In fact, a lack of attention paid due to inbox overload comes in 3rd at 31%. This means you have a really valid opportunity to build higher prospect engagement with over 2/3 of your opt-in list.
More than ever, it's important to put yourself in the shoes of your audience. And to segment. You've got to pinpoint relevance as closely as possible. I mean, 58% is pathetic, don't you think? We can do better than that.
Yes, I know. I can hear you groaning at the thought of all that extra work to construct more than one message and just blast and be done.
Here's the kicker...
You see that second reason? You're sending too many. So, if you segment you can focus on one group at a time. For example, if you have 4 segments, work on one each week. Reducing your communications to once a month won't hurt anything. In fact, with higher relevance and a more relaxed pace, you may just find your prospects are happier to hear from you.
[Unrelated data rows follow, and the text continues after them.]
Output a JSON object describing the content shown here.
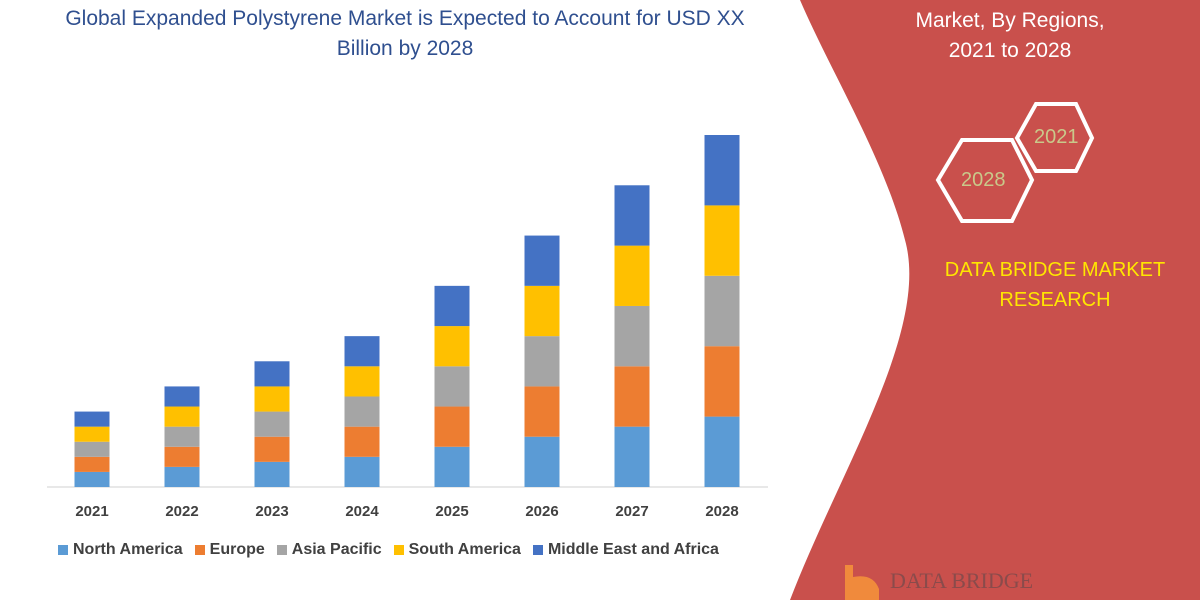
{
  "title": "Global Expanded Polystyrene Market is Expected to Account for USD XX Billion by 2028",
  "panel": {
    "title_lines": [
      "Market, By Regions,",
      "2021 to 2028"
    ],
    "hex_2021": "2021",
    "hex_2028": "2028",
    "brand": "DATA BRIDGE MARKET RESEARCH",
    "logo_text": "DATA BRIDGE",
    "panel_color": "#c9504c"
  },
  "chart_data": {
    "type": "bar",
    "stacked": true,
    "categories": [
      "2021",
      "2022",
      "2023",
      "2024",
      "2025",
      "2026",
      "2027",
      "2028"
    ],
    "series": [
      {
        "name": "North America",
        "color": "#5b9bd5",
        "values": [
          15,
          20,
          25,
          30,
          40,
          50,
          60,
          70
        ]
      },
      {
        "name": "Europe",
        "color": "#ed7d31",
        "values": [
          15,
          20,
          25,
          30,
          40,
          50,
          60,
          70
        ]
      },
      {
        "name": "Asia Pacific",
        "color": "#a5a5a5",
        "values": [
          15,
          20,
          25,
          30,
          40,
          50,
          60,
          70
        ]
      },
      {
        "name": "South America",
        "color": "#ffc000",
        "values": [
          15,
          20,
          25,
          30,
          40,
          50,
          60,
          70
        ]
      },
      {
        "name": "Middle East and Africa",
        "color": "#4472c4",
        "values": [
          15,
          20,
          25,
          30,
          40,
          50,
          60,
          70
        ]
      }
    ],
    "ylim": [
      0,
      360
    ],
    "grid": false,
    "legend": "bottom"
  }
}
Consider the wild idea that if you're producing really valuable content, your prospects may just seek you out when they have a need to know more. That means you're also gaining increased validity about interest levels.
It's one thing to have them click, look and leave because you initiated that activity during their busy day. It's quite another if they proactively come out to your website to see what's new and pull your content to them because they trust it to be relevant to them. Can you feel the difference?
In a complex B2B sale, it's a long cycle. Getting longer in this economy. Keeping in touch so they remember who you are is better when it's enjoyable and memorable for them.
That's a much better scenario that the one where you've trained them to learn your name so they can delete your message without consideration because they know it's going to be all about you, not them.
Before you continue to fatigue your audience, think about the upside of being the guest everyone wants to invite into their inbox—it's one of those do unto others things...you've got to put the relationship ahead of the message.











Most email marketers fail to put themselves into the shoes of their subscribers just like what you've mentioned. This is worse when marketers see their lists as ATM machines. If they fail to brand their business or themselves properly before their mails get into the inbox of their subscribers, the mails will be deleted before it was open. No question. 58% is a big number, especially during such a time where most lists are being created on an opt-in basis.
Posted by: Wayne Liew | March 19, 2009 at 04:22 PM
Ardath, well worth the read. I would thought that sending too many emails was the biggest problem... Thanks ;-)
Posted by: Terrance Charles | March 19, 2009 at 04:32 PM
@Wayne - thanks for your comment. I think you nail it with the ATM analogy. I hadn't thought of it that way! Good call.
@Terrance - thanks for chiming in. I think that it can also be a combination of both that play into losing attention. If a message is irrelevant and you receive the same message repeatedly, it doesn't become more relevant.